Ah! Na casa de João tem plantas. Ele gosta de plantas. Ele me disse que tem umas duas ou três caqueiras com pés de bromélia. Ele até me deu uma mudinha, alguns meses atrás. Mas, onde ficarão essas plantas? Encostadas no muro do motel? João também gosta de gatos. Ele disse que três deles vivem por lá. Eu consigo ver os gatos caminhando por dentro da casa, roçando seus corpos nos tijolos, se esgueirando pelo portão para ir para a rua. E o banheiro? Como será? Eu sei que não tem chuveiro elétrico, pois ele me falou que banho em sua casa é só de água fria.
Já ia esquecendo. Como todo mundo nos dias de hoje, João tem um computador. Um computador que ele mesmo montou. Comprou um monitor, uma fonte, um HD e outras peças e botou o bicho pra funcionar. O computador fica numa mesinha num cantinho do terraço. E tem também uma cadeira que ele diz ser ergométrica. Não sei a cor do tecido da cadeira, se é vermelha, se é preta, capaz de ser amarela. Ele adora a cor amarela, disse que quando tiver um carro, vai ser amarelo.
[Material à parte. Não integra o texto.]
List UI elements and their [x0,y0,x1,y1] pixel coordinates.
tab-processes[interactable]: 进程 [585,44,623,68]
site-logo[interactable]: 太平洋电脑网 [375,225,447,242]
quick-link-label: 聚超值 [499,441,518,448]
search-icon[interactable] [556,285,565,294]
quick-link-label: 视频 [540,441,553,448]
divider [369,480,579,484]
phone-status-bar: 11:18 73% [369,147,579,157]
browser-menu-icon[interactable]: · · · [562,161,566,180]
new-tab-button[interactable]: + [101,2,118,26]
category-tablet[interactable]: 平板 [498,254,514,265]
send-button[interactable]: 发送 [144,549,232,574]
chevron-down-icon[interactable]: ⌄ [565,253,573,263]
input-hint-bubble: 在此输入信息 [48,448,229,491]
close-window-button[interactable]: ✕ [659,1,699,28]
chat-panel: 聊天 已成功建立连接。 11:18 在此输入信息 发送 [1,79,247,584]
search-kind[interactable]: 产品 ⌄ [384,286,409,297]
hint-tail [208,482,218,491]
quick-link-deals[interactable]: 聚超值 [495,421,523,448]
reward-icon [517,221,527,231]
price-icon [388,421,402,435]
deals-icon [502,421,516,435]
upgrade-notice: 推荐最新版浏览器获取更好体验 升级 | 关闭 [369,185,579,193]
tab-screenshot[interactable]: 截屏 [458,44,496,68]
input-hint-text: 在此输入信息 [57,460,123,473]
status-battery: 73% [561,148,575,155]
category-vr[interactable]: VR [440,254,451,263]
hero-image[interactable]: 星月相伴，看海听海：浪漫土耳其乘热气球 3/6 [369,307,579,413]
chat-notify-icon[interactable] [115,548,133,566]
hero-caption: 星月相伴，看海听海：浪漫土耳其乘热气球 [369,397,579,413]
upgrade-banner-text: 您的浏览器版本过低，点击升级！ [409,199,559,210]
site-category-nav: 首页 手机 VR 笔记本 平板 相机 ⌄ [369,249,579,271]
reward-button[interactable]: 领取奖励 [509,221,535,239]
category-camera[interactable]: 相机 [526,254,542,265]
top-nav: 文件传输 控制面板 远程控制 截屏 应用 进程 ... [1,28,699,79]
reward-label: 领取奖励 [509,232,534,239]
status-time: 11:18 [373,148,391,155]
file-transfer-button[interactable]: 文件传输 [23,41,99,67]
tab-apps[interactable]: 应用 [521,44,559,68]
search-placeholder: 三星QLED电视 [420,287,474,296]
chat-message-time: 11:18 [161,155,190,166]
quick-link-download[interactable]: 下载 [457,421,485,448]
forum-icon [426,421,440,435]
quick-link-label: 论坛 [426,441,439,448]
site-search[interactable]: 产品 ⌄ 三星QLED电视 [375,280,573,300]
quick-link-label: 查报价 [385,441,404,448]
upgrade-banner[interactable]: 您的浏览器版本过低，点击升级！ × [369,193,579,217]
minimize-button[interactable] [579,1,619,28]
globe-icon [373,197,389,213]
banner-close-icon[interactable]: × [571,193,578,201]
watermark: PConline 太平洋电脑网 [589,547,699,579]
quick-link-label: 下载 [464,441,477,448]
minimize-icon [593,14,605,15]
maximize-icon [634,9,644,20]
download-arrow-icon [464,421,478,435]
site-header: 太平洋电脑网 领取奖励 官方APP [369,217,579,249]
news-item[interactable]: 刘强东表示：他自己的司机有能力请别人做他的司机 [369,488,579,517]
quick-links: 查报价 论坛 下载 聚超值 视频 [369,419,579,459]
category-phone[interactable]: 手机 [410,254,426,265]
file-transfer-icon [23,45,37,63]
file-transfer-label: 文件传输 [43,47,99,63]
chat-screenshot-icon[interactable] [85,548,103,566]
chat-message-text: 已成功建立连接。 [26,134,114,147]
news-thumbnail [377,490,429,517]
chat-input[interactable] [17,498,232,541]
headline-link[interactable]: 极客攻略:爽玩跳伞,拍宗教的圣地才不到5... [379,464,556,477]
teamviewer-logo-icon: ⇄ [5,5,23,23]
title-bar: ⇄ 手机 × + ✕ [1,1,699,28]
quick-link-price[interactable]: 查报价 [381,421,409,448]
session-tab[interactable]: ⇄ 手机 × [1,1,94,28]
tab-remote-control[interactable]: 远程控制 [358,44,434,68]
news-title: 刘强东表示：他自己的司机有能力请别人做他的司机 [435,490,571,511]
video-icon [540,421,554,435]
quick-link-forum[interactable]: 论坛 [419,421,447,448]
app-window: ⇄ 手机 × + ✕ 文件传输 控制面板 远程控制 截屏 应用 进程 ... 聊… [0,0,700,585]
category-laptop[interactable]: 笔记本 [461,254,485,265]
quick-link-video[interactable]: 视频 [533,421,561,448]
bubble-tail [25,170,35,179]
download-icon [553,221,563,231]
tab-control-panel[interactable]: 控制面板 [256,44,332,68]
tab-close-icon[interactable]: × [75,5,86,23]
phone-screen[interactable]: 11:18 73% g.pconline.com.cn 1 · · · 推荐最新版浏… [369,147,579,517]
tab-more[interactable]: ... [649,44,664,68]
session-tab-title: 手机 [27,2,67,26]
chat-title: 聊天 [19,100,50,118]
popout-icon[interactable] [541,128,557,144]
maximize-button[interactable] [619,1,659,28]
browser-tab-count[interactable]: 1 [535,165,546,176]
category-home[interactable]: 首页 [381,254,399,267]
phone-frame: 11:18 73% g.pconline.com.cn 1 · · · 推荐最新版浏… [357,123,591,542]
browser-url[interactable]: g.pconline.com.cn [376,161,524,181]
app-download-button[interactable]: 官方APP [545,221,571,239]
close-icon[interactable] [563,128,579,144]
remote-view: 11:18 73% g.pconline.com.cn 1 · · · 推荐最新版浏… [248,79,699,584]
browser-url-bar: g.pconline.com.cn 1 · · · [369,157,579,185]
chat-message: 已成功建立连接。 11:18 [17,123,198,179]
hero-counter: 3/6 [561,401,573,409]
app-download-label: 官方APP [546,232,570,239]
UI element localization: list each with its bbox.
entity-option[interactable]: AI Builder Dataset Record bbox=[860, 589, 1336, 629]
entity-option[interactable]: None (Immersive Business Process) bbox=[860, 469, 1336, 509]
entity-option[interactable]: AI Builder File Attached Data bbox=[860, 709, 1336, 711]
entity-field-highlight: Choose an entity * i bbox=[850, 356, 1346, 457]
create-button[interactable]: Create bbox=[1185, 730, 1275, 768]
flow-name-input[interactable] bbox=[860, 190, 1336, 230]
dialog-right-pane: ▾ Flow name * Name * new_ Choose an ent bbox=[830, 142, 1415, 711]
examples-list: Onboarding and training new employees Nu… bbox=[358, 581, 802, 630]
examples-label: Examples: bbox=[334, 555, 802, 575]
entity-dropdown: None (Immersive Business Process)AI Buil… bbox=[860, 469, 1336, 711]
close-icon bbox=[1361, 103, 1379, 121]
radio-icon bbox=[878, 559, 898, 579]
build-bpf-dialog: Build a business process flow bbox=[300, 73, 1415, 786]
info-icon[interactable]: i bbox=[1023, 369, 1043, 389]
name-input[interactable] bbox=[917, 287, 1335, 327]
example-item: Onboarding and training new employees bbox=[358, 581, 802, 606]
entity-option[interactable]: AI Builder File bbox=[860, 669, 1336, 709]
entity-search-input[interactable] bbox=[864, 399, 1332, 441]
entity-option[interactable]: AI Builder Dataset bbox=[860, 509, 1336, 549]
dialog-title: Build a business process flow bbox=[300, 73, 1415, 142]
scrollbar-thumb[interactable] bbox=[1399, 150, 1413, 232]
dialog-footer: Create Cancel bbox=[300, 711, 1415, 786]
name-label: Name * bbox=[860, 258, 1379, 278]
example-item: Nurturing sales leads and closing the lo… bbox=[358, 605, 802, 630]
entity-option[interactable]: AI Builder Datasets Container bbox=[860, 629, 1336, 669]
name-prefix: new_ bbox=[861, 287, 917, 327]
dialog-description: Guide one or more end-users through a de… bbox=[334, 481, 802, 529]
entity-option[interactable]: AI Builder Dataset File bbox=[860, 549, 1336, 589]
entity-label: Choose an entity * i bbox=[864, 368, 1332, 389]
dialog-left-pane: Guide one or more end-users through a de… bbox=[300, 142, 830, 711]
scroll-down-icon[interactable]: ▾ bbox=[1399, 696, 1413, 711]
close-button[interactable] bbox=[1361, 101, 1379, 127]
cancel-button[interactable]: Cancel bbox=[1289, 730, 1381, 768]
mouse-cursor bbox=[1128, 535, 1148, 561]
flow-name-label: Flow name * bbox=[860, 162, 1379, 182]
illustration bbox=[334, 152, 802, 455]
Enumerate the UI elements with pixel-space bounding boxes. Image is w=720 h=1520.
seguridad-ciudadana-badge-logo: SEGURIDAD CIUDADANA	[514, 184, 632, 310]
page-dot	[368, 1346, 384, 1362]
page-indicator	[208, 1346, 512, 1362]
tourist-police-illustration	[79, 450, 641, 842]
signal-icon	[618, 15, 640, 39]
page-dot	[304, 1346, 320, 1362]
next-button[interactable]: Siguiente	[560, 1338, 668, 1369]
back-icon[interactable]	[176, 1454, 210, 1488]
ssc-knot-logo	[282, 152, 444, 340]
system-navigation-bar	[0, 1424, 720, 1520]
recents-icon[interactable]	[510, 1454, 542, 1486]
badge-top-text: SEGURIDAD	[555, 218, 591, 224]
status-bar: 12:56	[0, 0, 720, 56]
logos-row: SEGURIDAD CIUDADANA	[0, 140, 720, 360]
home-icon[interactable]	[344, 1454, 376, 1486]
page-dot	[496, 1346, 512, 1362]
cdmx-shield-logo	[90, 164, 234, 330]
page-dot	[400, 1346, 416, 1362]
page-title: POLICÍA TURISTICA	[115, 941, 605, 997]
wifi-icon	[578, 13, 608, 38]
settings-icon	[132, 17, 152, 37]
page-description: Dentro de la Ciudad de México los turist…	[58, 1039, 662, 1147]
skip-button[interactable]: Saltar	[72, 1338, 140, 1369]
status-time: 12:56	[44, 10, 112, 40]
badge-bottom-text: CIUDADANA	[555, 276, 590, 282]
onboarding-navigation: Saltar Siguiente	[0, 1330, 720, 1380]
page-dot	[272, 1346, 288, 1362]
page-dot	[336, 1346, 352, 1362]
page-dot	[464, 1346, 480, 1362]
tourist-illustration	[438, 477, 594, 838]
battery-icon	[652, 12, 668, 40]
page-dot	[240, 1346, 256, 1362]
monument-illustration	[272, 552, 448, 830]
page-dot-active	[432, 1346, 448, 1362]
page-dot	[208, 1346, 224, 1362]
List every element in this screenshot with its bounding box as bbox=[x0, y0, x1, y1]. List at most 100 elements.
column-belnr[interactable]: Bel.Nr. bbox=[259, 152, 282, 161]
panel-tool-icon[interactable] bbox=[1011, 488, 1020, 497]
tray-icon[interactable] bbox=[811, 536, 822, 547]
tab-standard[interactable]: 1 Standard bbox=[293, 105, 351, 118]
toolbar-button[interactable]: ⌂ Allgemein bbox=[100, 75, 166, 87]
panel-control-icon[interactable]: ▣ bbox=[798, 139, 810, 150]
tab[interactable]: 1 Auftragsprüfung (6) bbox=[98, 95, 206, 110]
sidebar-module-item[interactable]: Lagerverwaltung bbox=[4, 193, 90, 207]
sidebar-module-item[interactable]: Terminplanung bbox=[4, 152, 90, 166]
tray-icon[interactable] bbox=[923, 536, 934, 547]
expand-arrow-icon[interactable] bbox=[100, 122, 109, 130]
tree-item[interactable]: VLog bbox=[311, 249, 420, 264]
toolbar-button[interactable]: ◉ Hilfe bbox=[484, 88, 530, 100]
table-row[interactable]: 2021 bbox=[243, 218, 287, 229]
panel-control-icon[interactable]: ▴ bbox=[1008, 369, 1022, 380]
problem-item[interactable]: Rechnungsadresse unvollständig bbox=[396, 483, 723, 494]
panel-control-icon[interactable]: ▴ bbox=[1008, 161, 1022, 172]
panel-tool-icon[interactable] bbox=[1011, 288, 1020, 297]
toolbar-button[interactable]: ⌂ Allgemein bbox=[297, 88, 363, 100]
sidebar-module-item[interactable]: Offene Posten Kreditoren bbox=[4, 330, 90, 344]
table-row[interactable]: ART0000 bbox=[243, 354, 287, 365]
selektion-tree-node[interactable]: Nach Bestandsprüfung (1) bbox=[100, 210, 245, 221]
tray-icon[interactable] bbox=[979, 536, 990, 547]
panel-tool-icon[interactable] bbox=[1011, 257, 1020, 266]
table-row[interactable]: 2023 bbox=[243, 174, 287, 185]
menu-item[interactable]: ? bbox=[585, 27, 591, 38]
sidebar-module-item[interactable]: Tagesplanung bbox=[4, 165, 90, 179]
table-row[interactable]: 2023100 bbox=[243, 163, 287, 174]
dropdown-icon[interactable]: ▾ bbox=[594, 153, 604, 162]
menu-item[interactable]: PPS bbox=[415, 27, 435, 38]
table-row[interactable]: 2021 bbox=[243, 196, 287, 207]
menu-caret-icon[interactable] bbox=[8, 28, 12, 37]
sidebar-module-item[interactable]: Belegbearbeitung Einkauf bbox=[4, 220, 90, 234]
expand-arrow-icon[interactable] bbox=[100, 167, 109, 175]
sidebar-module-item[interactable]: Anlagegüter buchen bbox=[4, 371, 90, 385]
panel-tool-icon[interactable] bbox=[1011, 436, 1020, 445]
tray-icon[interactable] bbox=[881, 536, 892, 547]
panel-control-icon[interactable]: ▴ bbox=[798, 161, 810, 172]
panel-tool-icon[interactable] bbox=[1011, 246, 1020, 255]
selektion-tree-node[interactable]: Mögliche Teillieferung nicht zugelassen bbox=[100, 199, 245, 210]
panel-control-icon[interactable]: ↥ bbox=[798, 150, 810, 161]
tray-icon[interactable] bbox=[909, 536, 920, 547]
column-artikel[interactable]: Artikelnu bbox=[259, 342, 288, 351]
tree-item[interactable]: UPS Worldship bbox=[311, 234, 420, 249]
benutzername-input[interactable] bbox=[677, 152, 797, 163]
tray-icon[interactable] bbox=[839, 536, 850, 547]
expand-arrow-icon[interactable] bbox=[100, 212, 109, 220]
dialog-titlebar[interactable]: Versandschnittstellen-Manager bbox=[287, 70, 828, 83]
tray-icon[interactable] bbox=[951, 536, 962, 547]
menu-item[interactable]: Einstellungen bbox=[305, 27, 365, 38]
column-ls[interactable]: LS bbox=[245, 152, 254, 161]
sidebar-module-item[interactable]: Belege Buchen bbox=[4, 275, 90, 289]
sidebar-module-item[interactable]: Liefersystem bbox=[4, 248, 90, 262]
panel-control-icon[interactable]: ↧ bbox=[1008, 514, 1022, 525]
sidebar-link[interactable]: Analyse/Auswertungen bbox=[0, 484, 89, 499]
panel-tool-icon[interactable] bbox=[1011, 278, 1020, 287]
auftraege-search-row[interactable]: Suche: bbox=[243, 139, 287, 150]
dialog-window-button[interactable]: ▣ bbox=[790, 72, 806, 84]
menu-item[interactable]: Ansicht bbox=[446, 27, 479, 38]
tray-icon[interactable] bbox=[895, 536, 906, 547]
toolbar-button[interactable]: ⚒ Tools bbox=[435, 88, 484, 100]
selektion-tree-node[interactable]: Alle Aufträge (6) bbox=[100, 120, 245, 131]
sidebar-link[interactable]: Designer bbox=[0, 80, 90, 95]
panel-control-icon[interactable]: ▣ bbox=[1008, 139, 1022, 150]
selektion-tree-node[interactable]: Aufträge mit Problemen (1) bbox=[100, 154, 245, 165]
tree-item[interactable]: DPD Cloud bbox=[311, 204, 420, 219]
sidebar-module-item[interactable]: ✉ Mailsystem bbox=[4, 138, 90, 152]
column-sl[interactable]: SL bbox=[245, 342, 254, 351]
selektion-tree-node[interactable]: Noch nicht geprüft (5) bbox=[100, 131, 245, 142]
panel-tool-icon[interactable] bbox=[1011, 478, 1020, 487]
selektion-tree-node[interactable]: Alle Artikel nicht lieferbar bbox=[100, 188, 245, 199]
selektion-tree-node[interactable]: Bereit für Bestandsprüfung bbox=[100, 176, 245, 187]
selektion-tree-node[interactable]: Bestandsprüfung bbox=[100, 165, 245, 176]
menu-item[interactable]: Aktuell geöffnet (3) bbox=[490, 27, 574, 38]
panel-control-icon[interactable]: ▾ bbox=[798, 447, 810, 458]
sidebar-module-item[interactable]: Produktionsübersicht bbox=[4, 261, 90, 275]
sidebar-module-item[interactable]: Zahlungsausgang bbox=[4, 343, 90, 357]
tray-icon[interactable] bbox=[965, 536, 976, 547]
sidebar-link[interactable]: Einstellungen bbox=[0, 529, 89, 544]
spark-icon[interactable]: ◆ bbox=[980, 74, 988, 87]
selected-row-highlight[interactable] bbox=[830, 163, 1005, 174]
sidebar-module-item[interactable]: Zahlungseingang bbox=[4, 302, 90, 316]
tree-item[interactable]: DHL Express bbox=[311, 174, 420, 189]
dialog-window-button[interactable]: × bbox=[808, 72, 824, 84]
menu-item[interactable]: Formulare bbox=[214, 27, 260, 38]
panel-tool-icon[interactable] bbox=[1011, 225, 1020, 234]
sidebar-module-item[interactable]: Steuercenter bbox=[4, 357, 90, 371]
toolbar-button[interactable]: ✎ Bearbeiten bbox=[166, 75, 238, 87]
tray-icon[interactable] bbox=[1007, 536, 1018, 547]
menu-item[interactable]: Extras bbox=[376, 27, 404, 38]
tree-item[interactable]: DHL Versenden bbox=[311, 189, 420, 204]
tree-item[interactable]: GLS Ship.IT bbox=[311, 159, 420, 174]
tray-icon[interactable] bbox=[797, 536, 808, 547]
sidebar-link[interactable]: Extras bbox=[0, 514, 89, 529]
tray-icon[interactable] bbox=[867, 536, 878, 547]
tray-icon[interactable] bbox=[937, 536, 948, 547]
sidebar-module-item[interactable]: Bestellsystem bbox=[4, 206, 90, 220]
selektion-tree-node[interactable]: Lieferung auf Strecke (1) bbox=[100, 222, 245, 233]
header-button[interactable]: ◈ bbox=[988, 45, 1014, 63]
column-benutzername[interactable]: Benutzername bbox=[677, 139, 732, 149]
É tarde da noite. Estou outra vez com insônia. Fecho os olhos e invento que estou diante do terraço da casa de João. Sinto-me espiando por uma brecha do portão. Por ela vejo João sentado numa cadeira amarela, de olhos grudados na tela do computador jogando San Andreas, um game de aventura e ação. Continuo divagando. Olho para dentro da casa e está tudo escuro e em silêncio. Um gato passa perto de minhas pernas e solta um miado. Vejo João virar o rosto por uns segundos, mas voltando-se rápido para as teclas do seu computador. Na tela do monitor, imagino o desenho de um jovem tatuado disparando tiros contra um carro em movimento. Reabro os olhos e avisto o vaso, com as bromélias que João me deu, por fora da janela do meu quarto. Uma flor lilás, viva e cintilante até alguns dias atrás, começou a murchar. Fico triste, mas me conformo. Sei que amanhã retornarei a minha casa de João.